If the weight function in (6) is replaced by a Kernel function $K$ which satisfies

$$\int_{-\infty}^\infty K(x)dx = 1$$ (7)

The kernel density estimator is defined as (see for example Silverman, 1986, p. 15)

$$\hat f(x) = \frac{1}{nh} \sum_{i=1}^n K\left(\frac{x-x_i}{h}\right).$$ (8)

where $h$, is the window width or bandwidth of the estimator. Note that the estimate smoothness depends on the bandwidth. If $h$ is small then the estimate will consist of spikes centred on the $x_i$ if $h$ is large then the estimated density tends to the uniform and all detail is obscured.

The estimate obtained is continuous if $K$ is continuous and so may avoid the problems associated with the naive estimator or the histogram. A real disadvantage, in this context, of both the naive estimator and the histogram is that they both exhibit a lack of continuity.
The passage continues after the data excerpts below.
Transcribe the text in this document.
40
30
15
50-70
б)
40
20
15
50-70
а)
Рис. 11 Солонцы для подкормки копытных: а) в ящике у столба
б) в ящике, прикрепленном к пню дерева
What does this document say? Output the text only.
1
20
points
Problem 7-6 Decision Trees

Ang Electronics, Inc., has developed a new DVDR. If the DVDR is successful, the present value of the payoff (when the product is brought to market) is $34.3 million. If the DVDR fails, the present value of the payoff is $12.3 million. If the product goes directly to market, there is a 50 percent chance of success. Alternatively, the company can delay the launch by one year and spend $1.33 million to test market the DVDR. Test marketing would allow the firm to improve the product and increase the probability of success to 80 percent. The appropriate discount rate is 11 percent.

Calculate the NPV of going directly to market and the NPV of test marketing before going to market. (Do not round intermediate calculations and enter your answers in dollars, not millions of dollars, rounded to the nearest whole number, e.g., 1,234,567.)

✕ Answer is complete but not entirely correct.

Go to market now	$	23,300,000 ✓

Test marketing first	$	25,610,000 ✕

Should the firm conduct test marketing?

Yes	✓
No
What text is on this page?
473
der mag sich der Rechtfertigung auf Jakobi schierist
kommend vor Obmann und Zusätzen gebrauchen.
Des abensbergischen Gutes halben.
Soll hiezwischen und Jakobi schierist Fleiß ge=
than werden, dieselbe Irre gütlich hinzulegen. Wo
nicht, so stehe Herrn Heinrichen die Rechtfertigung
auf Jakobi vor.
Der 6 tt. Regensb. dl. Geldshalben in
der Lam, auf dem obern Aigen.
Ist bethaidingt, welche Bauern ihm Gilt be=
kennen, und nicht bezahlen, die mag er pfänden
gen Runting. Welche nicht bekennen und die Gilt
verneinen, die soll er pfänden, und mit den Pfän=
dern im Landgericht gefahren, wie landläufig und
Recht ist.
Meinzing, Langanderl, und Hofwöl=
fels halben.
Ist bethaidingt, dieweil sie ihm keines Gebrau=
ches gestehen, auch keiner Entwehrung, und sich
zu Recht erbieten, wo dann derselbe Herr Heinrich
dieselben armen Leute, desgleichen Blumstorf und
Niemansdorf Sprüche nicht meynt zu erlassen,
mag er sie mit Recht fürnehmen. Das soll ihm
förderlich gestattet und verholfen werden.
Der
The estimated density is a sum of $n$ functions, where $n$ is the number of items of data. This means that it has the same properties as the kernel function - if $K$ is a probability density function⁴ then so too is $\hat f$.

It should also be noted that the naive estimator, as defined above, is a KDE with the non-continuous Kernel

$$K_n(x) = \left\{ \begin{array}{lr} \frac{1}{2}& \mbox{ if } -1 < x < 1 \\ 0 & \mbox{otherwise} \end{array} \right.$$ (9)

However, this kernel gives an estimate with discontinuities similar to, if not so visually obvious as, the histogram.

It is usual that $K(x) \geq 0,   \forall x$, however there are arguments for sometimes using kernels which take negative values (see Silverman (1986) section 3.6). This can lead to problems and, as the advantages are not large, the kernel functions used in the present work are everywhere non-negative.